Reputation: 4900
I have following:
private static List<Pattern> pats;
This list contains around 90 patterns that is instantiated before iteration. The patterns are complex, like:
System.out.println("pat: " + pats.get(0).toString());
// pat: \bsingle1\b|\bsingle2\b|(?=.*\bcombo1\b)(?=.*\bcombo2\b)|\bsingle3\b|\bwild.*card\b ...
Some of the patterns contains around 40-50 single words or combination of words, as the regex above shows. The words can contain wildcards.
Now, I have a list of strings, sentences on around 30-60 characters each. I iterate through them and for every string in the list, I iterate them through the list of patterns and perform a pattern.match("This is one of the strings in my list").find()
until I get a match, which I mark down and save somewhere else, then I break out of iteration through patterns and continue with the next string in the list.
This is a categorization job, so several strings can match on the same pattern.

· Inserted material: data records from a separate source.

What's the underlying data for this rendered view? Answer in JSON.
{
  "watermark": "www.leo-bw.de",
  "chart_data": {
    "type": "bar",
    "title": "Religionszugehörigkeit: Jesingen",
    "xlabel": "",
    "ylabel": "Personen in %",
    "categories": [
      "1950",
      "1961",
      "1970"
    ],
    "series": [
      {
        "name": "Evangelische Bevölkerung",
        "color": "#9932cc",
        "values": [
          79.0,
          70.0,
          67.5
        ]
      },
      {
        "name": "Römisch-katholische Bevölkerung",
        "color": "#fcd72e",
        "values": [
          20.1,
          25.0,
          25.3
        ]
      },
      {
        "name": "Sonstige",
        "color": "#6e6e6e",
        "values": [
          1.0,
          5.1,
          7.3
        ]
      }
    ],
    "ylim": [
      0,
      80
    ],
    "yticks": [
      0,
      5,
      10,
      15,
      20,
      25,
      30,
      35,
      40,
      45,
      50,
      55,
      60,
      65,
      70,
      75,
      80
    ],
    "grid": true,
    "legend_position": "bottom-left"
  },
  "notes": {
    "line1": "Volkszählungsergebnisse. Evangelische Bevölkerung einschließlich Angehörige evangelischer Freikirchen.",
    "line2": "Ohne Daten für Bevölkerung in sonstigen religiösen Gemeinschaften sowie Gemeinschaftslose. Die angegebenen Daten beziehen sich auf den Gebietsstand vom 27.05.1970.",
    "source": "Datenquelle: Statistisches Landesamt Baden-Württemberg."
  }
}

My problem is that this of course takes a lot of execution time, I am looking for a more efficient way to solve this problem.
Any suggestions?
Upvotes: 1
Views: 1770
Reputation: 3065
You could also offload the regular expression in a dedicated service ? I believe that it could be faster (and perhaps safer) than giving up regexp partially ?

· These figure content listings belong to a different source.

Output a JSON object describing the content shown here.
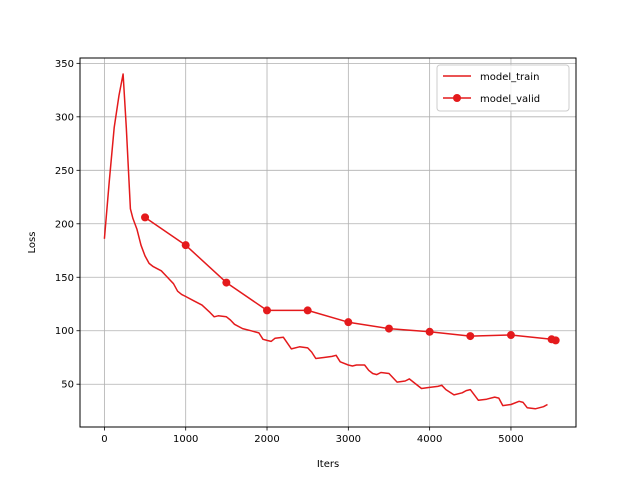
{
  "chart_data": {
    "type": "line",
    "xlabel": "Iters",
    "ylabel": "Loss",
    "xlim": [
      -300,
      5800
    ],
    "ylim": [
      10,
      355
    ],
    "xticks": [
      0,
      1000,
      2000,
      3000,
      4000,
      5000
    ],
    "yticks": [
      50,
      100,
      150,
      200,
      250,
      300,
      350
    ],
    "grid": true,
    "legend_position": "top-right",
    "series": [
      {
        "name": "model_train",
        "color": "#e41a1c",
        "marker": "none",
        "x": [
          0,
          60,
          120,
          180,
          230,
          270,
          320,
          350,
          400,
          450,
          500,
          550,
          600,
          650,
          700,
          750,
          800,
          850,
          900,
          950,
          1000,
          1100,
          1200,
          1300,
          1350,
          1400,
          1500,
          1550,
          1600,
          1700,
          1800,
          1900,
          1950,
          2000,
          2050,
          2100,
          2200,
          2300,
          2400,
          2500,
          2550,
          2600,
          2700,
          2800,
          2850,
          2900,
          3000,
          3050,
          3100,
          3200,
          3250,
          3300,
          3350,
          3400,
          3500,
          3600,
          3700,
          3750,
          3800,
          3900,
          4000,
          4100,
          4150,
          4200,
          4300,
          4400,
          4450,
          4500,
          4600,
          4700,
          4800,
          4850,
          4900,
          5000,
          5100,
          5150,
          5200,
          5300,
          5400,
          5450
        ],
        "y": [
          186,
          240,
          290,
          320,
          340,
          290,
          214,
          205,
          195,
          180,
          170,
          163,
          160,
          158,
          156,
          152,
          148,
          144,
          137,
          134,
          132,
          128,
          124,
          117,
          113,
          114,
          113,
          110,
          106,
          102,
          100,
          98,
          92,
          91,
          90,
          93,
          94,
          83,
          85,
          84,
          80,
          74,
          75,
          76,
          77,
          71,
          68,
          67,
          68,
          68,
          63,
          60,
          59,
          61,
          60,
          52,
          53,
          55,
          52,
          46,
          47,
          48,
          49,
          45,
          40,
          42,
          44,
          45,
          35,
          36,
          38,
          37,
          30,
          31,
          34,
          33,
          28,
          27,
          29,
          31
        ]
      },
      {
        "name": "model_valid",
        "color": "#e41a1c",
        "marker": "circle",
        "x": [
          500,
          1000,
          1500,
          2000,
          2500,
          3000,
          3500,
          4000,
          4500,
          5000,
          5500,
          5550
        ],
        "y": [
          206,
          180,
          145,
          119,
          119,
          108,
          102,
          99,
          95,
          96,
          92,
          91
        ]
      }
    ]
  }
}
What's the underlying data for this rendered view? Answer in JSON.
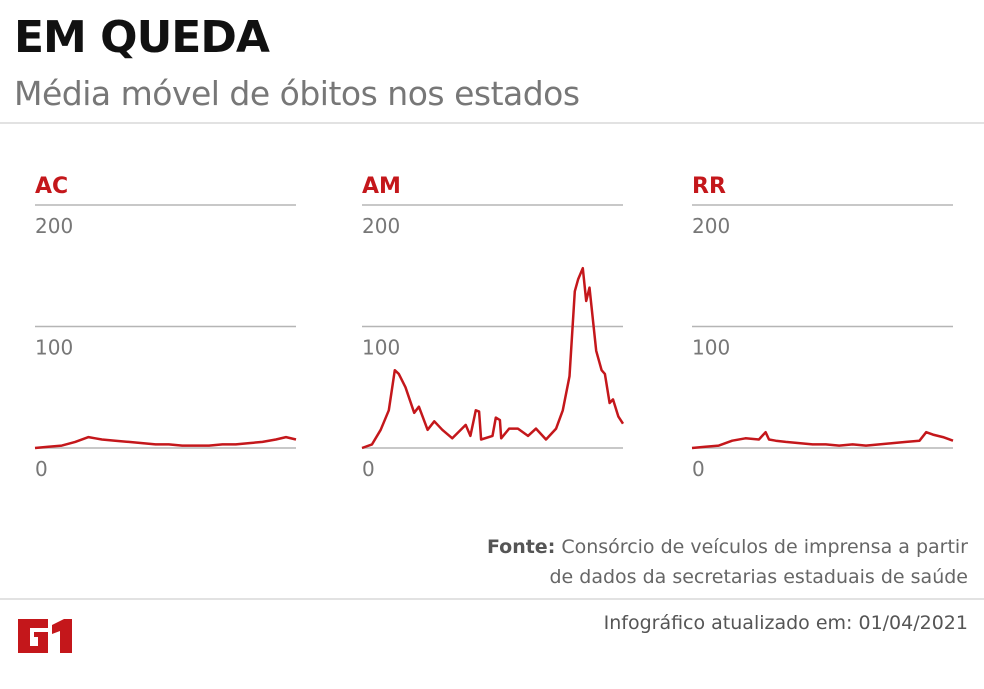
{
  "header": {
    "title": "EM QUEDA",
    "subtitle": "Média móvel de óbitos nos estados"
  },
  "footer": {
    "source_label": "Fonte:",
    "source_text": "Consórcio de veículos de imprensa a partir",
    "source_text2": "de dados da secretarias estaduais de saúde",
    "updated": "Infográfico atualizado em: 01/04/2021",
    "logo": "G1"
  },
  "colors": {
    "line": "#c4171b",
    "title_red": "#c4171b",
    "grid": "#b5b5b5"
  },
  "chart_data": [
    {
      "type": "line",
      "title": "AC",
      "ylim": [
        0,
        200
      ],
      "yticks": [
        0,
        100,
        200
      ],
      "grid": true,
      "x": [
        0,
        20,
        40,
        60,
        80,
        90,
        100,
        120,
        140,
        160,
        180,
        200,
        220,
        240,
        260,
        280,
        300,
        320,
        340,
        360,
        375,
        390
      ],
      "values": [
        0,
        1,
        2,
        5,
        9,
        8,
        7,
        6,
        5,
        4,
        3,
        3,
        2,
        2,
        2,
        3,
        3,
        4,
        5,
        7,
        9,
        7
      ]
    },
    {
      "type": "line",
      "title": "AM",
      "ylim": [
        0,
        200
      ],
      "yticks": [
        0,
        100,
        200
      ],
      "grid": true,
      "x": [
        0,
        15,
        28,
        40,
        49,
        55,
        65,
        78,
        85,
        98,
        108,
        120,
        135,
        155,
        162,
        170,
        175,
        178,
        195,
        200,
        206,
        208,
        220,
        233,
        248,
        260,
        275,
        290,
        300,
        310,
        318,
        323,
        330,
        335,
        340,
        350,
        358,
        363,
        370,
        375,
        383,
        390
      ],
      "values": [
        0,
        3,
        15,
        31,
        64,
        61,
        50,
        29,
        34,
        15,
        22,
        15,
        8,
        19,
        10,
        31,
        30,
        7,
        10,
        25,
        23,
        8,
        16,
        16,
        10,
        16,
        7,
        16,
        31,
        59,
        129,
        139,
        148,
        121,
        132,
        80,
        64,
        61,
        37,
        40,
        26,
        20
      ]
    },
    {
      "type": "line",
      "title": "RR",
      "ylim": [
        0,
        200
      ],
      "yticks": [
        0,
        100,
        200
      ],
      "grid": true,
      "x": [
        0,
        20,
        40,
        60,
        80,
        100,
        110,
        115,
        125,
        140,
        160,
        180,
        200,
        220,
        240,
        260,
        280,
        300,
        320,
        340,
        350,
        360,
        375,
        390
      ],
      "values": [
        0,
        1,
        2,
        6,
        8,
        7,
        13,
        7,
        6,
        5,
        4,
        3,
        3,
        2,
        3,
        2,
        3,
        4,
        5,
        6,
        13,
        11,
        9,
        6
      ]
    }
  ]
}
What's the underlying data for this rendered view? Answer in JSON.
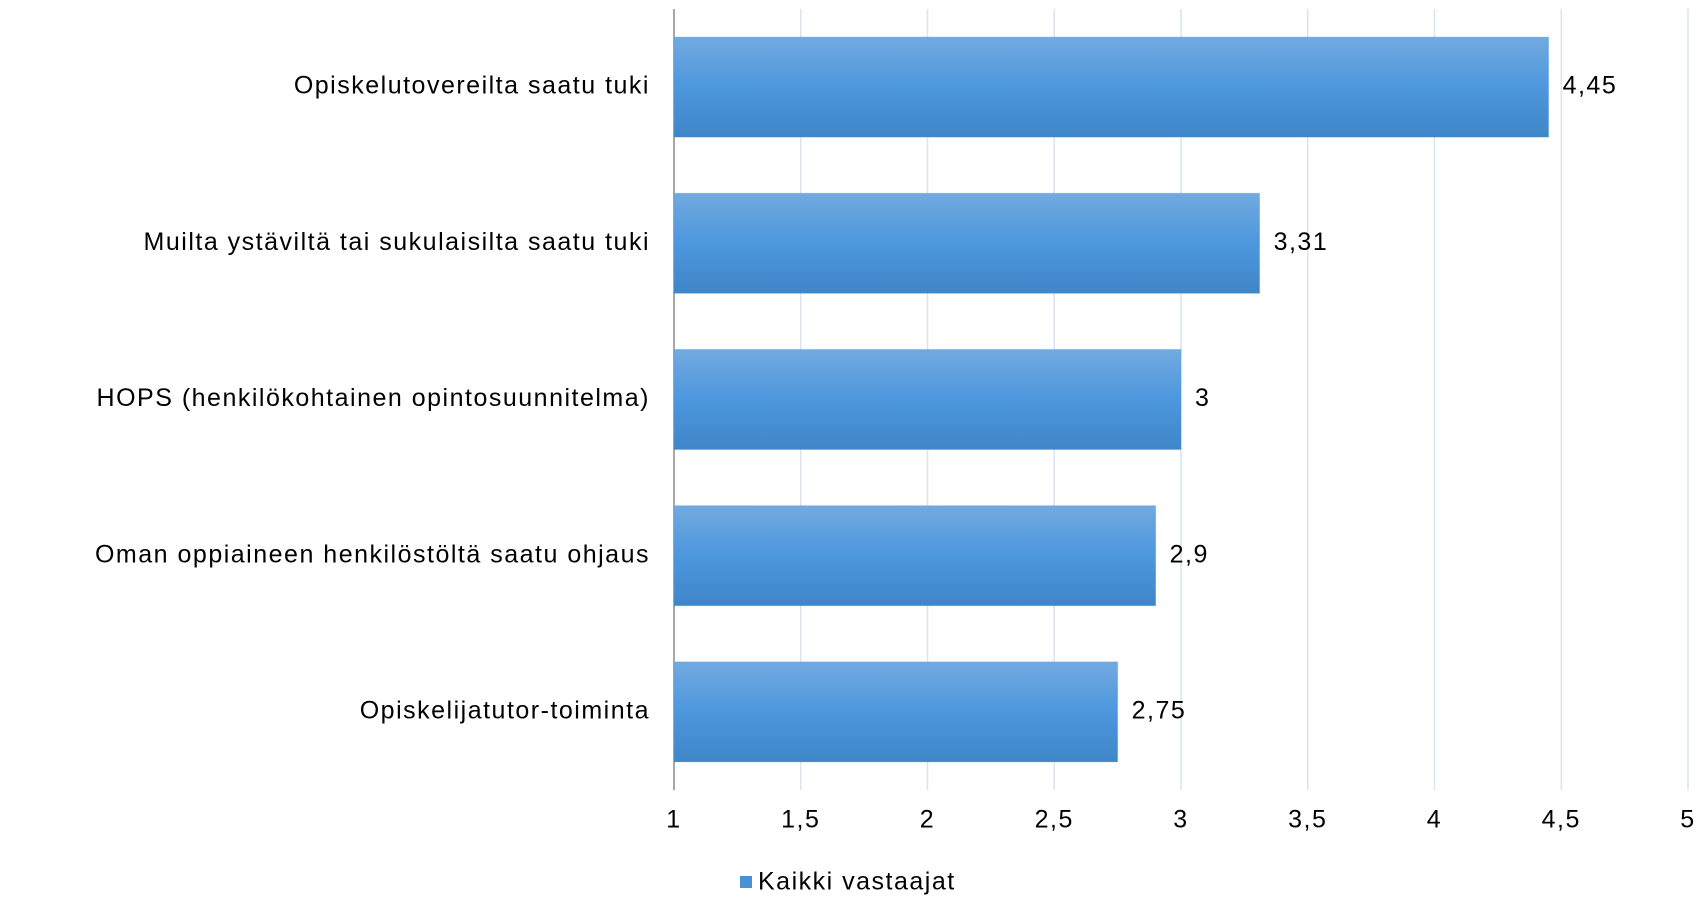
{
  "chart_data": {
    "type": "barh",
    "categories": [
      "Opiskelutovereilta saatu tuki",
      "Muilta ystäviltä tai sukulaisilta saatu tuki",
      "HOPS (henkilökohtainen opintosuunnitelma)",
      "Oman oppiaineen henkilöstöltä saatu ohjaus",
      "Opiskelijatutor-toiminta"
    ],
    "series": [
      {
        "name": "Kaikki vastaajat",
        "color": "#4a90d4",
        "values": [
          4.45,
          3.31,
          3,
          2.9,
          2.75
        ],
        "value_labels": [
          "4,45",
          "3,31",
          "3",
          "2,9",
          "2,75"
        ]
      }
    ],
    "xlim": [
      1,
      5
    ],
    "xticks": [
      1,
      {
        "value": 1.5,
        "label": "1,5"
      },
      2,
      {
        "value": 2.5,
        "label": "2,5"
      },
      3,
      {
        "value": 3.5,
        "label": "3,5"
      },
      4,
      {
        "value": 4.5,
        "label": "4,5"
      },
      5
    ],
    "grid": true,
    "legend": "bottom"
  }
}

If your app is intended to run on multiple server, you may also gain performances by centralizing the computation cost.
Here is an example of such implementation via a REST api : http://www.rex-daemon.com/tutorial/more-advanced-queries/
Upvotes: 0
Reputation: 4900
One thing that solved my problem (to 90%) was to give up regex partially where String.indexOf()
made more sense out of a performance perspective.
This post inspired me: Quickest way to return list of Strings by using wildcard from collection in Java
I wrote my own implementation since the one in the link handles only full words, while I'm dealing with sentences.
It helped with wildcards "*" and pipes "hel(l|lo)" in the performance perspective, the former more than the latter.
Reason for this direction was several recommendations, and it improved performance by cutting down time on 200000 sentences from 1.5 hour down to 15 minutes.
Upvotes: 1